Fim de ‘Éramos Seis’ traz mensagem de esperança em meio ao coronavírus
Lola, que refez sua vida ao lado de Afonso, mostrou ao público que sempre é tempo de recomeçar
ANÁLISE
Quando Angela Chaves decidiu mudar a narrativa e escrever um final feliz para Lola (Gloria Pires) em “Éramos Seis” (Globo), a autora provavelmente não fazia ideia que o último capítulo da trama seria exibido em meio à pandemia do coronavírus. Mas a mudança foi pertinente. Imagine se, no momento atual, fosse mantido o final do livro de Maria José Dupré ou das versões anteriores da novela para a TV, com Lola sozinha em um asilo, triste e abandonada pelos filhos?
Mostrar a matriarca da família Lemos refazendo a vida ao lado de Afonso (Cássio Gabus Mendes) levou a mensagem positiva e de esperança de que, sim, sempre há chance de recomeçar. Mensagem especialmente importante para o público da novela, sabidamente formado por pessoas mais velhas, justamente as mais vulneráveis à Covid-19 e que devem ficar em isolamento.
Alguns críticos de TV não apreciaram a inovação, dizendo que houve distorção da ideia do livro de Dupré —na obra, a família de seis pessoas termina com uma só.
A mudança, contudo, reflete o momento.atual A família Abílio Lemos, que Lola formou com Júlio (Antonio Calloni), não existia mais. Cada um dos filhos seguiu seu caminho, o marido e o primogênito morreram. Mas Lola teve a chance de reconstruir sua vida. E não é isso o que, afinal, o Brasil e o mundo terão de fazer depois do coronavírus?
O pesquisador Elmo Francfort, diretor do Instituto Memória da Mídia, era um dos achavam absurdo o romance entre Lola e Afonso. Mas ele mudou de opinião —pelo momento que vivemos e pela atuação de Pires e Cássio Gabus Mendes, que fizeram o público torcer pelo casal. “Com tantas notícias tristes, [o final] nos traz esperanças e um respiro”, afirma.

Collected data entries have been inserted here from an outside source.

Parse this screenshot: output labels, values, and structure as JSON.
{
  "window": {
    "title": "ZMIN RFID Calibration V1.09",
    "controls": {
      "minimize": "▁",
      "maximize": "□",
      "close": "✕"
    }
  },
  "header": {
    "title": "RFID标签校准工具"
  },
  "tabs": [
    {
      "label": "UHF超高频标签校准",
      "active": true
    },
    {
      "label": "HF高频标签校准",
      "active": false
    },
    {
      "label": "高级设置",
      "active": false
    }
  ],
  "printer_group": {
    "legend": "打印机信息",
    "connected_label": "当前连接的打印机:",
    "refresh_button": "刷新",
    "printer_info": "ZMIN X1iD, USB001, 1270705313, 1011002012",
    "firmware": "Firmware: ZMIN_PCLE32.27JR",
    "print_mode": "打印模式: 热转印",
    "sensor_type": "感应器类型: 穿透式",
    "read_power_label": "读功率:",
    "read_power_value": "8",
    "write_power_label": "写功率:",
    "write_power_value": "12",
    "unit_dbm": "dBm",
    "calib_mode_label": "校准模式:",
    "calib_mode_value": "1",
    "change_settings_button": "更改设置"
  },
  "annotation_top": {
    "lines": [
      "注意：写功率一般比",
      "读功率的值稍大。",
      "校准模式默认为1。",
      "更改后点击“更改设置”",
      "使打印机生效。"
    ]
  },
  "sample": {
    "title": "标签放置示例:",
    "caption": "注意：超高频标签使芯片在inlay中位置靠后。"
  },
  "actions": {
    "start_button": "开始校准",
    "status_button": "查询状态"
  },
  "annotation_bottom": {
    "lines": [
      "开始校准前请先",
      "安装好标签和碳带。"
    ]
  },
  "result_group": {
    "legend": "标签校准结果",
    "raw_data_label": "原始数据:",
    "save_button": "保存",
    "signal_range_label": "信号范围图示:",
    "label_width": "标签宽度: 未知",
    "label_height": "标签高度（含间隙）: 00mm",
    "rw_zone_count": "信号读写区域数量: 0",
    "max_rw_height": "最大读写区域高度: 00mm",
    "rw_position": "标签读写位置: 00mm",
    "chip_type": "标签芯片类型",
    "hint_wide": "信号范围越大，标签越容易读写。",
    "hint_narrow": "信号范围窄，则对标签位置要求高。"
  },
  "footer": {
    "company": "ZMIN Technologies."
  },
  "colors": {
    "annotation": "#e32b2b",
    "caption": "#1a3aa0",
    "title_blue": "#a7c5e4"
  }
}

A versão da Globo de “Éramos Seis” deu um final feliz também para Alfredo (Nicolas Prattes) e Julinho (André Luiz Frambach) —este último teve a mudança mais surpreendente, guardada a sete chaves pela emissora. No livro e nas outras adaptações para a TV, Julinho se rendia ao dinheiro da mulher, embora estivesse infeliz. Agora, ele se separa e descobre que não adianta só ficar rico, sem amor.

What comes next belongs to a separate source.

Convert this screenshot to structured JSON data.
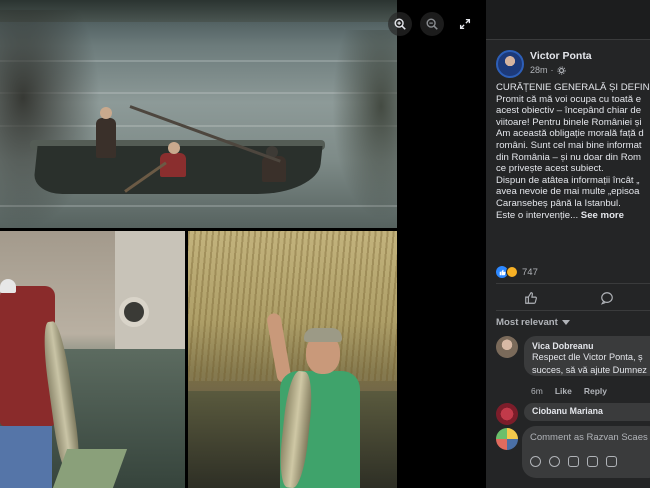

O último capítulo teve ainda referências políticas. A novela termina nos anos 1940, época de Getúlio Vargas na presidência e do Estado Novo. Em um diálogo, Alfredo fala que o Brasil vive uma ditadura, já que há censura à imprensa e o Congresso é fechado. Parece um aviso da autora para que os espectadores fiquem atentos a ações autoritárias dos atuais governantes.
Mensagens feministas também foram transmitidas. Tia Candoca (Camila Amado) fica noiva de Isidoro (Emiliano Queiroz), em mais um recado de Angela Chaves de que não importa a idade, é sempre possível recomeçar. O noivo reclama do batom vermelho dela, ao que Candoca responde, longe da submissão: “Eu vou usar batom quando eu quiser”.
O único momento triste foi a morte de Maria (Denise Weimberg), mãe de Lola, Clotilde (Simone Spoladore) e Olga (Maria Eduarda de Carvalho). Ainda assim, foi amenizado pelo discurso da personagem, que disse que soube viver.
Por fim, Lola diz: “A vida se transforma, e eu agradeço e sinto-me feliz”.